Les ados pris en charge dans les unités de jour de la Protection judiciaire de la jeunesse cherchent d’abord à reprendre un rythme et confiance en eux. Reportage.

Ingrid Merckx  • 21 décembre 2016 abonné·es
Protection judiciaire de la jeunesse : Réparer l’enfance
© PHILIPPE MERLE/AFP

L’enseignante tient un grand cahier ouvert. Sa main droite soutient par le bas l’objet, qui doit mesurer dans les 70 centimètres de haut et 1 mètre de large.

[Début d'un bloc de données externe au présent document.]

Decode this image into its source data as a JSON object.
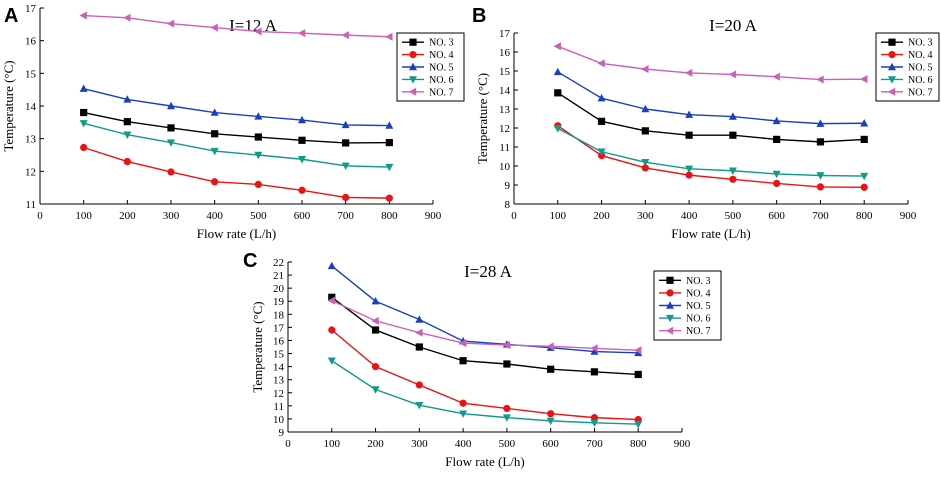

Sa main gauche tente de tourner les pages sans que l’ensemble ne bascule. « Quoi ma tête ? », est-il écrit sur une double page où des formes arrondies représentent des drôles de crânes. « Tête à l’envers, tête en l’air… On a travaillé autour de ces expressions, vous les connaissez ? », interroge cette prof d’arts plastiques en levant le regard. En face, les cinq jeunes qui suivent son atelier opinent. « Tête dans les nuages, comme quand on mange un Kinder… », ose l’un, d’un ton gamin, qui garde un bonnet vissé sur ses cheveux mi-longs et frisés, alors qu’il doit faire 25 °C dans la pièce. Son voisin de droite a gardé sa casquette. Et celui de gauche des lunettes de soleil aux reflets jaune fluo relevées sur le front. Il n’y a que les deux du fond qui vont tête nue, ayant l’air de ceux qui suivent, tout en semblant un peu ailleurs.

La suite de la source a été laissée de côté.